US Chamber of Commerce urges USCIS to expand premium processing service to avoid delay in issuing H-4 work authorization permits and extension of status
In response to invitations seeking public suggestions, the US Chamber of Commerce urged the USCIS to expand the premium processing of documents to promote greater access to the legal immigration system, avoid inordinate delay in issuing H-4 work authorization permits and approval notices for an extension of status.
The US Chamber of Commerce urged the USCIS to use the Emergency Stopgap USCIS Stabilization Act, to expand premium processing to additional form types.
This legislation required USCIS to make premium processing options available for the following immigration benefit requests:
* Form I-129 for employment-based non-immigrant petitions and associated dependent applications;
* Form I-140 for employment-based immigrant petitions (EB-1, EB-2, and EB-3);
* Form I-539 applications to change or extend non-immigrant status, and;
* Form I-765 Employment Authorization Document (EAD) applications.
The organization mentioned in the letter that the USCIS could generate substantial revenue from its premium processing service, which allows for certain petitions to be processed within 15 calendar days for an additional filing fee .

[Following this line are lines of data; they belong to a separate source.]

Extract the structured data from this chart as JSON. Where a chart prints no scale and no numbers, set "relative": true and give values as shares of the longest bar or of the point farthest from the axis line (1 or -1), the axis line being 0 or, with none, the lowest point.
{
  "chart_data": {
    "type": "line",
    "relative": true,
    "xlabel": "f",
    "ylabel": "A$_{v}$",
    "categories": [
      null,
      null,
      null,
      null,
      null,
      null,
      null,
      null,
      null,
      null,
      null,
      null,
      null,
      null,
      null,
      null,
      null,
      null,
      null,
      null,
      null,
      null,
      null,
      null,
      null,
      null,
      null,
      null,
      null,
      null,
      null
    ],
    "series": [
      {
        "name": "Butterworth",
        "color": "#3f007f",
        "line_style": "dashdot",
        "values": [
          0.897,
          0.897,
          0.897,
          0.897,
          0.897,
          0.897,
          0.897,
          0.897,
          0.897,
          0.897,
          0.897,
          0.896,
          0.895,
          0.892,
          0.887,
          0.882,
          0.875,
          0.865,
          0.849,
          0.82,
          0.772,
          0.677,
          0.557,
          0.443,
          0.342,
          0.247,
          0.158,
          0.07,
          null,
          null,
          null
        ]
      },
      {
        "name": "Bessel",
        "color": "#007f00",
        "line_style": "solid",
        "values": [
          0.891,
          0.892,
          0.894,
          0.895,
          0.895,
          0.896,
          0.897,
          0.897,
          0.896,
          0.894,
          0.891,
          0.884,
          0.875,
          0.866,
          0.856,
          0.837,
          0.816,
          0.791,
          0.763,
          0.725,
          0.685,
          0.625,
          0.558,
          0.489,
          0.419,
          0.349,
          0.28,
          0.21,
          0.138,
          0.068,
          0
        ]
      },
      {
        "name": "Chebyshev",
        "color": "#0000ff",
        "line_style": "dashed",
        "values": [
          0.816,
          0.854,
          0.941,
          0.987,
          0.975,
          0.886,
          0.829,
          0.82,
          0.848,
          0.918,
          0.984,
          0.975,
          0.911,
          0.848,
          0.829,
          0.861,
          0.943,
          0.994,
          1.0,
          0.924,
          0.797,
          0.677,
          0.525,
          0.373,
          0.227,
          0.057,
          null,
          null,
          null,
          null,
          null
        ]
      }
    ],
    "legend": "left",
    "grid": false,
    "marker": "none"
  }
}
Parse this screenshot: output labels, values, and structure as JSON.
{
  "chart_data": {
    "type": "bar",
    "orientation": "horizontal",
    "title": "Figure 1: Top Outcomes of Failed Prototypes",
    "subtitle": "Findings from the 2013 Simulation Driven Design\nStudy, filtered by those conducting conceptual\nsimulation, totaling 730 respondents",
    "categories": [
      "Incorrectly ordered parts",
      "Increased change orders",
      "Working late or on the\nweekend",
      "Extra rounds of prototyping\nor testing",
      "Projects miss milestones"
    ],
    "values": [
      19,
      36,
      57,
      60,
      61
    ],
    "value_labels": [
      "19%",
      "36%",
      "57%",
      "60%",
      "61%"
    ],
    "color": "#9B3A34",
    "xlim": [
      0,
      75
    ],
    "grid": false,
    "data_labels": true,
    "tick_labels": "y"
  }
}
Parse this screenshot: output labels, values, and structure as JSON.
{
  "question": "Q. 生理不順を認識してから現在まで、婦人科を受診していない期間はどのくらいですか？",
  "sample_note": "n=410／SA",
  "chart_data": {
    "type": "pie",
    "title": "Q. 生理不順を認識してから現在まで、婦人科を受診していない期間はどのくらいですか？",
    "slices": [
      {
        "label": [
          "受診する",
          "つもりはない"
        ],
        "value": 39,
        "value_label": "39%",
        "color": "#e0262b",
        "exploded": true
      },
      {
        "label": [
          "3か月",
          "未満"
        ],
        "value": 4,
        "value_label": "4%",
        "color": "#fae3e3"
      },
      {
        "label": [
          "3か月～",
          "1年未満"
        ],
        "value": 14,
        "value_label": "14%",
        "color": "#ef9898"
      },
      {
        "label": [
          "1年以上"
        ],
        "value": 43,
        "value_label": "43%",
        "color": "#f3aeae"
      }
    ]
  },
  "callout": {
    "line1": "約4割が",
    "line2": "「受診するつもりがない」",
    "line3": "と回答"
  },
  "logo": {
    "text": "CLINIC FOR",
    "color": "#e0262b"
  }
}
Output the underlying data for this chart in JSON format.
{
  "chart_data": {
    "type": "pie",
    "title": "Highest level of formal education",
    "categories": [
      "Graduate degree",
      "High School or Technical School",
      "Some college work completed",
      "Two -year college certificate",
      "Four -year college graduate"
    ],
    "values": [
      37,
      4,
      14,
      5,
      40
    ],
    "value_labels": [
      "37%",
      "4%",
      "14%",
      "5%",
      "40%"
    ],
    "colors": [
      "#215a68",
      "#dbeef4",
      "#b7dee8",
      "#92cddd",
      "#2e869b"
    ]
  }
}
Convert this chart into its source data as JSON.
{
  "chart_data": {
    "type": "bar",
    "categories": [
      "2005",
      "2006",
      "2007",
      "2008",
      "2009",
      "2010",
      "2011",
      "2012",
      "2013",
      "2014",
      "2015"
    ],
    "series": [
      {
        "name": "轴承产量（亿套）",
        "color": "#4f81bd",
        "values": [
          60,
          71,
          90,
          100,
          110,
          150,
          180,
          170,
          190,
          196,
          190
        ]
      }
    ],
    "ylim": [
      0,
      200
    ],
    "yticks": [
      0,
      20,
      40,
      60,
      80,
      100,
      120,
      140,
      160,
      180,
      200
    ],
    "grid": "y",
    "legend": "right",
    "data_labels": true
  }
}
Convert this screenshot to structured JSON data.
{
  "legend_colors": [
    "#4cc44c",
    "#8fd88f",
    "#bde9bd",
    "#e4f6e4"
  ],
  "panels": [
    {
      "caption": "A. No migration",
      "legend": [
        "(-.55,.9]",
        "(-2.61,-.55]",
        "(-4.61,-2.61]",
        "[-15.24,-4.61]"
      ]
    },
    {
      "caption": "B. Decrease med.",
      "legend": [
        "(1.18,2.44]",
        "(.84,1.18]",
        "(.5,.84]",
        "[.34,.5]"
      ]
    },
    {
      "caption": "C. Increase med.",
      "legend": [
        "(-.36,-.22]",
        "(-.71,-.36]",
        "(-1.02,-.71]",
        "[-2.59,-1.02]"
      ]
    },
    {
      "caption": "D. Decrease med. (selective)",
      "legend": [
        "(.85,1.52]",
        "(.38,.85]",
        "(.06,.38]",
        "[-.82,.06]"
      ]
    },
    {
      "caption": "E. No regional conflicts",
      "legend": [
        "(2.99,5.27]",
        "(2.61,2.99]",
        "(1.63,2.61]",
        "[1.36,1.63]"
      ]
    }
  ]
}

As of the end of its 2019 fiscal year, USCIS has raised $648 million in this regard and it is estimated that the USCIS could raise an additional $385–$626 million in annual revenues by expanding premium processing to the forms authorized for immediate eligibility by Congress.
“Suspending premium processing has the effect of diminishing overall agency revenue and injecting significant uncertainty into the workforce plans for companies across various industries,” chamber states.
Addressing a judicial decision which asks companies to file a new or amended H-1B petition (application) solely because the H-1B employee’s worksite will change, even if there is no change in the worker’s job/position and the employer has obtained a Labour Condition Application (LCA) for that additional worksite location, chamber states “Requiring companies to file amended H-1B petitions with USCIS in these instances has created significant paperwork burdens for companies, and it adds an unnecessary work stream for USCIS adjudicators.”
The Chamber also outlines other options that will mitigate the problem of delays in processing, such as:
* Expanding the availability of automatic extensions for employment authorization documents for various visa classifications, particularly for H-4, L-2, and E dependent non-immigrants, as no automatic extension is currently available for those individuals;
* Allowing employees to apply to renew their EADs more than 180 days in advance, which will give USCIS more time to adjudicate the request;
* Extending the duration of 240-day employment authorization extension for Form I- 129 extension of stay applicants to 1 year in duration, and;
* Reinstating prior policy flexibility with regard to when a putative employment-based immigrant must have an in-person interview before they can adjust status to that of a lawful permanent resident.